The volumetric change behavior, water uptake, and their corresponding dimensional stability of IPN plywood with respect to varying time periods are shown in Fig. 3(a) and (b). The WA value starts from a range of 9% to 31.4% and 17.8% to 47.6% for 4 hrs and 48 hrs, respectively. Similarly, the TS value ranges from 5.1% to 10.5% and 6.2% to 15.9% for 4 hrs and 48 hrs, respectively. However, the above results indicate that increasing WR content in the system appreciably induces a negative effect on WA and TS values. The neat combination of WR into the system, moreover, shows a low absorption rate and TS due to its hydrophobic nature. Overall, polymeric compounds normally tend to absorb slight moisture, which profoundly indicates that the presence of cellulosic compounds moderately absorbs moisture (Pothan et al., 2003). Conversely, with the slight increase in WR content into the system, it moderately shows resistance in WA and TS. The elimination of WR normally contributes to sustainability in lines with recycling and repurposing thus the minimizes environmental impact (Leong et al., 2022).

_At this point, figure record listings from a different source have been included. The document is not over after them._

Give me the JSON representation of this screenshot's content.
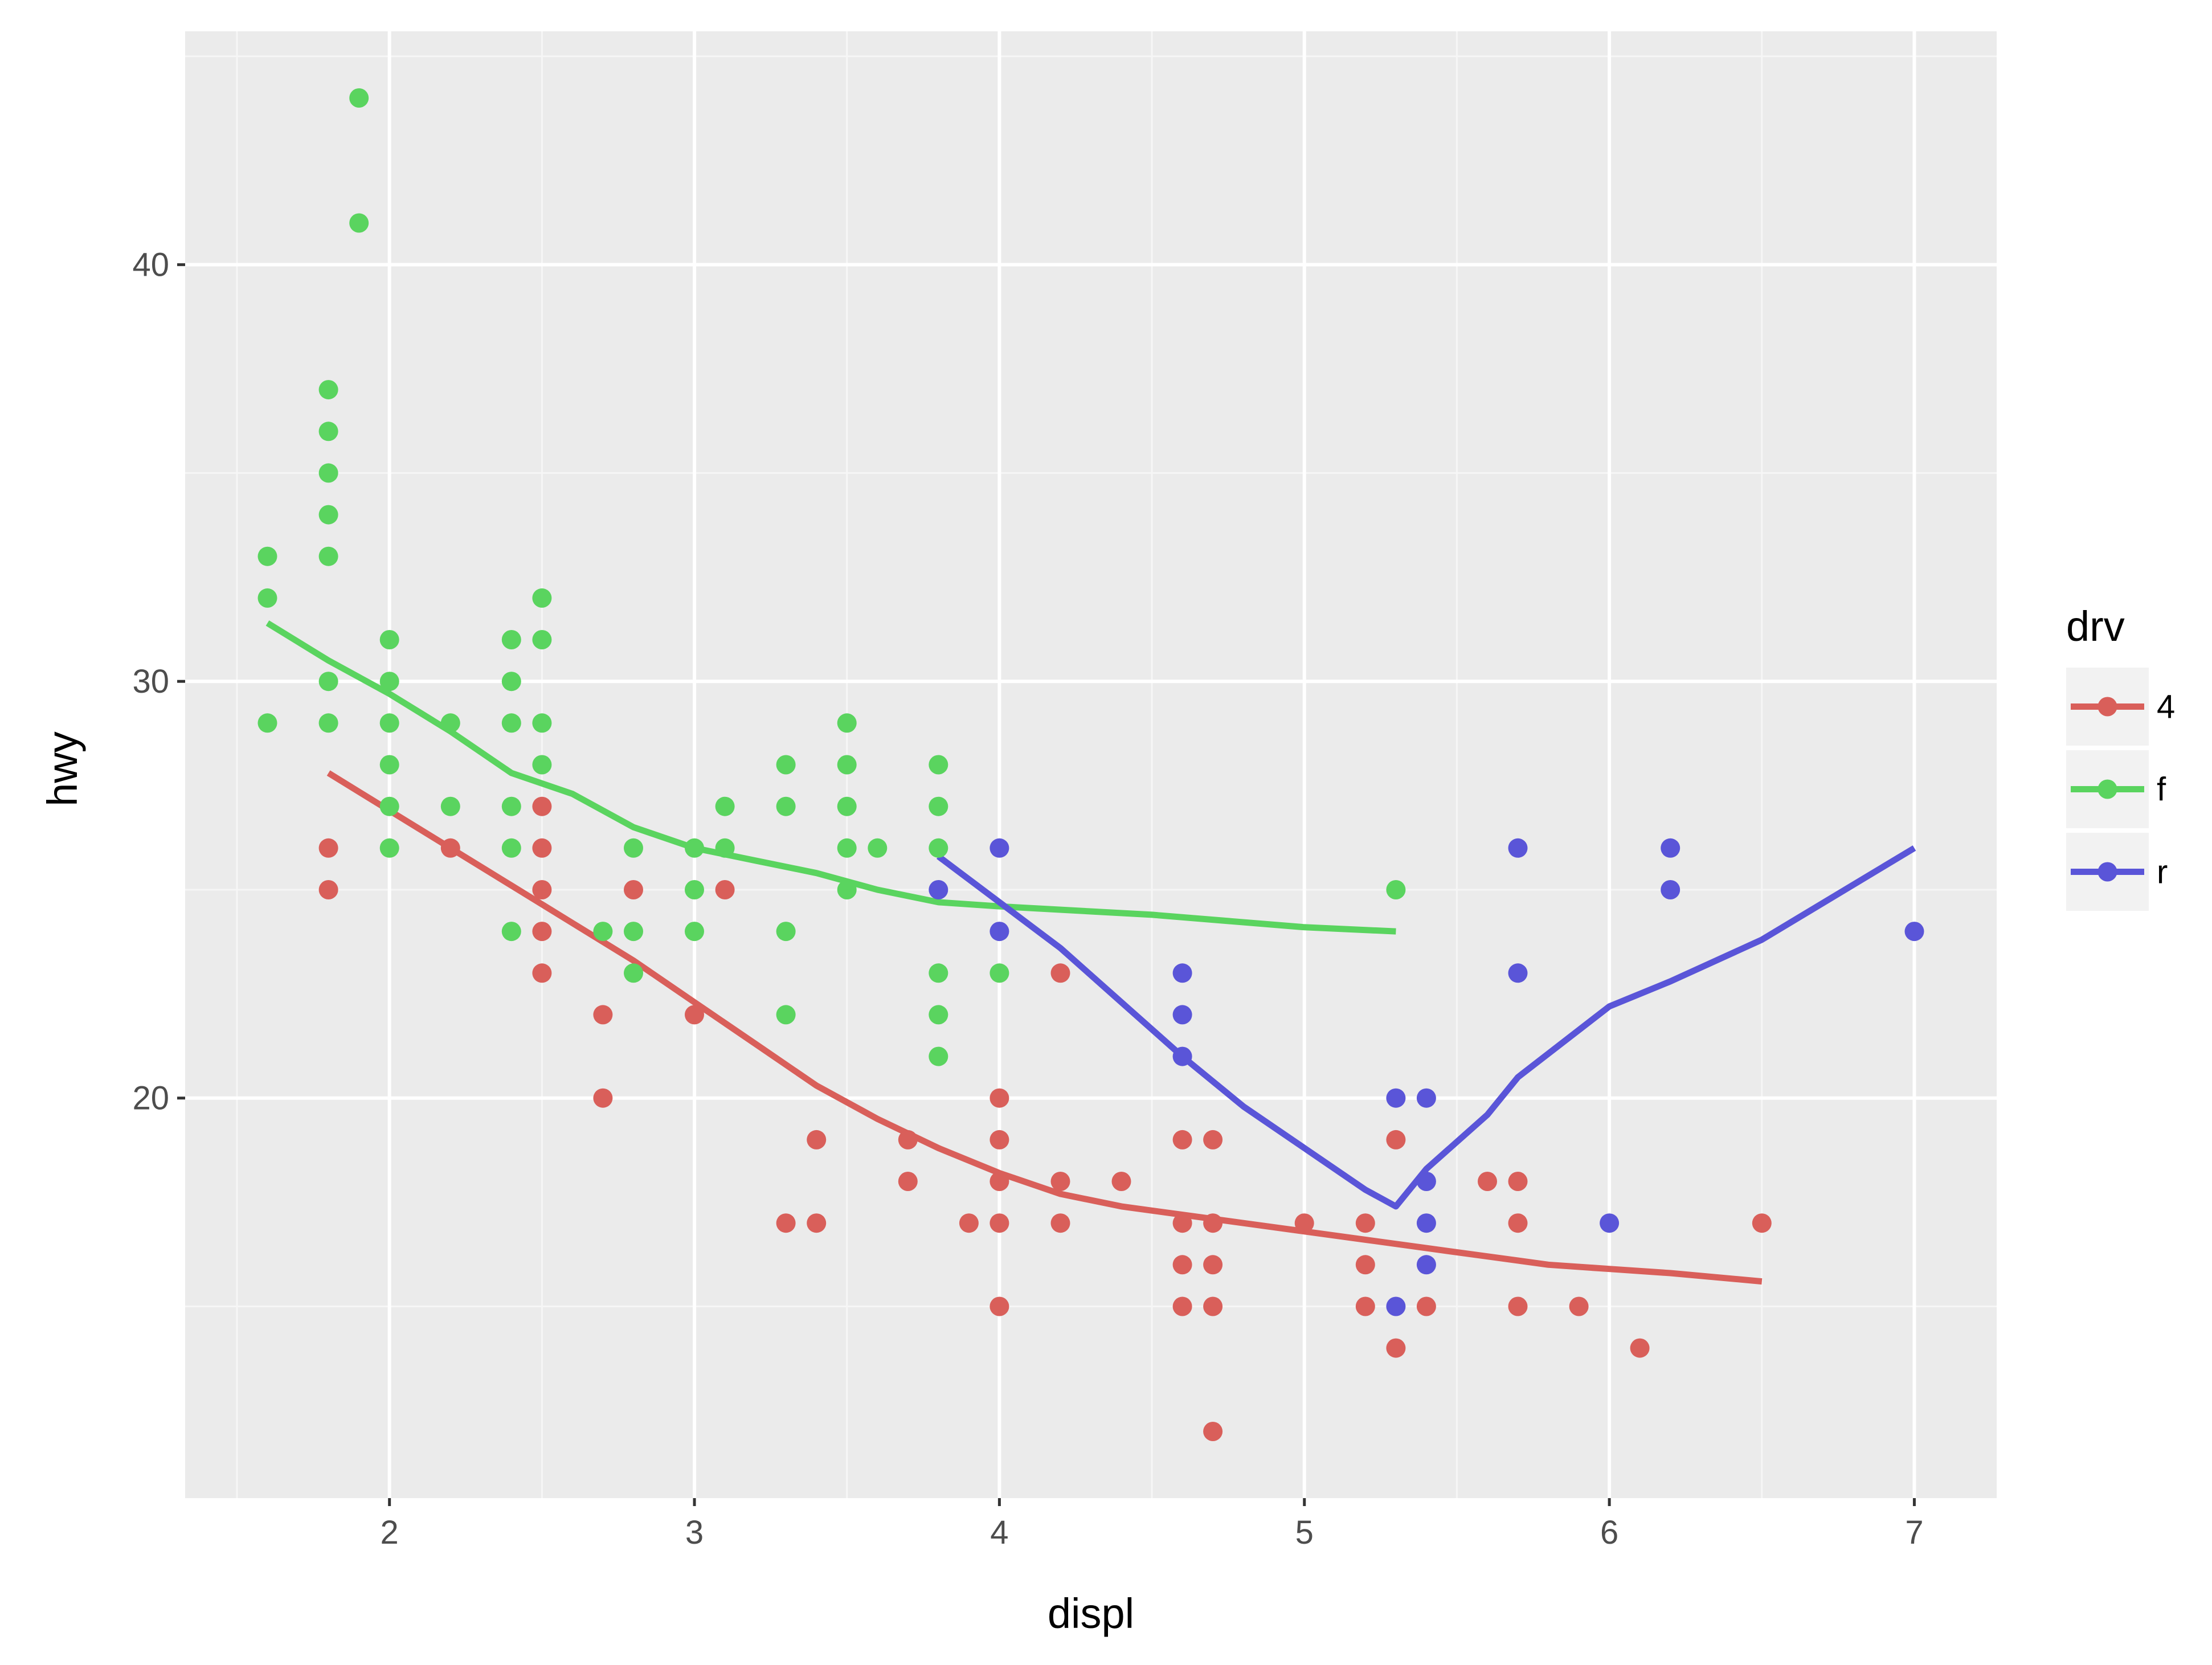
{
  "chart_data": {
    "type": "scatter",
    "xlabel": "displ",
    "ylabel": "hwy",
    "xlim": [
      1.33,
      7.27
    ],
    "ylim": [
      10.4,
      45.6
    ],
    "x_ticks": [
      2,
      3,
      4,
      5,
      6,
      7
    ],
    "y_ticks": [
      20,
      30,
      40
    ],
    "grid": true,
    "legend": {
      "title": "drv",
      "position": "right"
    },
    "series": [
      {
        "name": "4",
        "color": "#d95f5a",
        "points": [
          [
            1.8,
            26
          ],
          [
            1.8,
            25
          ],
          [
            2.2,
            26
          ],
          [
            2.5,
            27
          ],
          [
            2.5,
            26
          ],
          [
            2.5,
            25
          ],
          [
            2.5,
            24
          ],
          [
            2.5,
            23
          ],
          [
            2.7,
            22
          ],
          [
            2.7,
            20
          ],
          [
            2.8,
            25
          ],
          [
            3.0,
            22
          ],
          [
            3.1,
            25
          ],
          [
            3.3,
            17
          ],
          [
            3.4,
            19
          ],
          [
            3.4,
            17
          ],
          [
            3.7,
            19
          ],
          [
            3.7,
            18
          ],
          [
            3.9,
            17
          ],
          [
            4.0,
            20
          ],
          [
            4.0,
            19
          ],
          [
            4.0,
            18
          ],
          [
            4.0,
            17
          ],
          [
            4.0,
            15
          ],
          [
            4.2,
            23
          ],
          [
            4.2,
            18
          ],
          [
            4.2,
            17
          ],
          [
            4.4,
            18
          ],
          [
            4.6,
            19
          ],
          [
            4.6,
            17
          ],
          [
            4.6,
            16
          ],
          [
            4.6,
            15
          ],
          [
            4.7,
            19
          ],
          [
            4.7,
            17
          ],
          [
            4.7,
            16
          ],
          [
            4.7,
            15
          ],
          [
            4.7,
            12
          ],
          [
            5.0,
            17
          ],
          [
            5.2,
            17
          ],
          [
            5.2,
            16
          ],
          [
            5.2,
            15
          ],
          [
            5.3,
            19
          ],
          [
            5.3,
            14
          ],
          [
            5.4,
            15
          ],
          [
            5.6,
            18
          ],
          [
            5.7,
            18
          ],
          [
            5.7,
            17
          ],
          [
            5.7,
            15
          ],
          [
            5.9,
            15
          ],
          [
            6.1,
            14
          ],
          [
            6.5,
            17
          ]
        ],
        "smooth": [
          [
            1.8,
            27.8
          ],
          [
            2.0,
            26.9
          ],
          [
            2.2,
            26.0
          ],
          [
            2.4,
            25.1
          ],
          [
            2.6,
            24.2
          ],
          [
            2.8,
            23.3
          ],
          [
            3.0,
            22.3
          ],
          [
            3.2,
            21.3
          ],
          [
            3.4,
            20.3
          ],
          [
            3.6,
            19.5
          ],
          [
            3.8,
            18.8
          ],
          [
            4.0,
            18.2
          ],
          [
            4.2,
            17.7
          ],
          [
            4.4,
            17.4
          ],
          [
            4.6,
            17.2
          ],
          [
            4.8,
            17.0
          ],
          [
            5.0,
            16.8
          ],
          [
            5.2,
            16.6
          ],
          [
            5.4,
            16.4
          ],
          [
            5.6,
            16.2
          ],
          [
            5.8,
            16.0
          ],
          [
            6.0,
            15.9
          ],
          [
            6.2,
            15.8
          ],
          [
            6.5,
            15.6
          ]
        ]
      },
      {
        "name": "f",
        "color": "#5ad45f",
        "points": [
          [
            1.6,
            33
          ],
          [
            1.6,
            32
          ],
          [
            1.6,
            29
          ],
          [
            1.8,
            37
          ],
          [
            1.8,
            36
          ],
          [
            1.8,
            35
          ],
          [
            1.8,
            34
          ],
          [
            1.8,
            33
          ],
          [
            1.8,
            30
          ],
          [
            1.8,
            29
          ],
          [
            1.9,
            44
          ],
          [
            1.9,
            41
          ],
          [
            2.0,
            31
          ],
          [
            2.0,
            30
          ],
          [
            2.0,
            29
          ],
          [
            2.0,
            28
          ],
          [
            2.0,
            27
          ],
          [
            2.0,
            26
          ],
          [
            2.2,
            29
          ],
          [
            2.2,
            27
          ],
          [
            2.4,
            31
          ],
          [
            2.4,
            30
          ],
          [
            2.4,
            29
          ],
          [
            2.4,
            27
          ],
          [
            2.4,
            26
          ],
          [
            2.4,
            24
          ],
          [
            2.5,
            32
          ],
          [
            2.5,
            31
          ],
          [
            2.5,
            29
          ],
          [
            2.5,
            28
          ],
          [
            2.7,
            24
          ],
          [
            2.8,
            26
          ],
          [
            2.8,
            24
          ],
          [
            2.8,
            23
          ],
          [
            3.0,
            26
          ],
          [
            3.0,
            25
          ],
          [
            3.0,
            24
          ],
          [
            3.1,
            27
          ],
          [
            3.1,
            26
          ],
          [
            3.3,
            28
          ],
          [
            3.3,
            27
          ],
          [
            3.3,
            24
          ],
          [
            3.3,
            22
          ],
          [
            3.5,
            29
          ],
          [
            3.5,
            28
          ],
          [
            3.5,
            27
          ],
          [
            3.5,
            26
          ],
          [
            3.5,
            25
          ],
          [
            3.6,
            26
          ],
          [
            3.8,
            28
          ],
          [
            3.8,
            27
          ],
          [
            3.8,
            26
          ],
          [
            3.8,
            23
          ],
          [
            3.8,
            22
          ],
          [
            3.8,
            21
          ],
          [
            4.0,
            23
          ],
          [
            5.3,
            25
          ]
        ],
        "smooth": [
          [
            1.6,
            31.4
          ],
          [
            1.8,
            30.5
          ],
          [
            2.0,
            29.7
          ],
          [
            2.2,
            28.8
          ],
          [
            2.4,
            27.8
          ],
          [
            2.6,
            27.3
          ],
          [
            2.8,
            26.5
          ],
          [
            3.0,
            26.0
          ],
          [
            3.2,
            25.7
          ],
          [
            3.4,
            25.4
          ],
          [
            3.6,
            25.0
          ],
          [
            3.8,
            24.7
          ],
          [
            4.0,
            24.6
          ],
          [
            4.5,
            24.4
          ],
          [
            5.0,
            24.1
          ],
          [
            5.3,
            24.0
          ]
        ]
      },
      {
        "name": "r",
        "color": "#5a55d8",
        "points": [
          [
            3.8,
            25
          ],
          [
            4.0,
            26
          ],
          [
            4.0,
            24
          ],
          [
            4.6,
            23
          ],
          [
            4.6,
            22
          ],
          [
            4.6,
            21
          ],
          [
            5.3,
            20
          ],
          [
            5.3,
            15
          ],
          [
            5.4,
            20
          ],
          [
            5.4,
            18
          ],
          [
            5.4,
            17
          ],
          [
            5.4,
            16
          ],
          [
            5.7,
            26
          ],
          [
            5.7,
            23
          ],
          [
            6.0,
            17
          ],
          [
            6.2,
            26
          ],
          [
            6.2,
            25
          ],
          [
            7.0,
            24
          ]
        ],
        "smooth": [
          [
            3.8,
            25.8
          ],
          [
            4.0,
            24.7
          ],
          [
            4.2,
            23.6
          ],
          [
            4.4,
            22.3
          ],
          [
            4.6,
            21.0
          ],
          [
            4.8,
            19.8
          ],
          [
            5.0,
            18.8
          ],
          [
            5.2,
            17.8
          ],
          [
            5.3,
            17.4
          ],
          [
            5.4,
            18.3
          ],
          [
            5.6,
            19.6
          ],
          [
            5.7,
            20.5
          ],
          [
            6.0,
            22.2
          ],
          [
            6.2,
            22.8
          ],
          [
            6.5,
            23.8
          ],
          [
            7.0,
            26.0
          ]
        ]
      }
    ]
  }
}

In conclusion, WA of IPN plywood panels was predominantly due to hydrogen bonds forming between water molecules and the free hydroxyl groups in the cellulosic cell wall materials. Furthermore, water molecules diffuse deeply into the interface between the wood veneer and waste tire rubber (Robles et al., 2016).
From the Table 2, the observed test results clearly indicated that observations obtained from all the analyses diligently exhibited both mechanical and physical values, which were significance for three variable parameters. Similarly, ANOVA revealed that, the variations in the mean values of the MOE, MOR, WA, TS and IS were within the range, and the differences amongst the varied groups were significant at the 99% confidence level. In actuality, the appropriate usage of WR and CF filler contents had substantially shown the significant improvement in MOE, IS, TS and WA physical properties. However, on the contrary, the MOR of IPN plywood composite board panels showed negative surge with the incorporation of WR. The plywood panel type Y3 had been prepared with slightly higher content of WR and CF; in fact, it showed the highest physical value as compared with other sets of combinations. It was surprising to see, however, that the water resistance of the IPN plywood boards improved when the WR particulate was predominantly increased from 40 to 50% (Kumar et al., 2024).
4. CONCLUSIONS
In this particular study, experimental analyses were carried out by meticulously changing three sets of variable parameters, namely CF, CF length, and WR, on the formed IPN plywood. Simultaneously, upon conducting the physical characterization, compelling facts were observed. Interestingly, the incorporation of CF significantly enhances the mechanical properties of the formed plywood samples in noticeable ways, such as by incorporating 1.5% of CF content and maintaining the CF length at 20 cm in the IPN core system. It was also found that WR did not contribute to enhancing the MOR and MOE of the sample specimens. On the contrary, the impact resistance of the IPN system showed significant improvement upon incorporating WR into the core layer. However, long-term durability assessments, including cyclic humidity exposure and mechanical aging, were not conducted in this study, highlighting a key limitation. Notably, the water resistance of the system showed a marked improvement by incorporating 40% and 50% of WR into the system. In conclusion, the findings demonstrated that WR could be effectively utilized as an impact resistance enhancer in IPN plywood. Future investigations should explore biodegradability aspects, prolonged environmental exposure, and mechanical response under cyclic loading conditions to ensure long-term applicability in structural applications.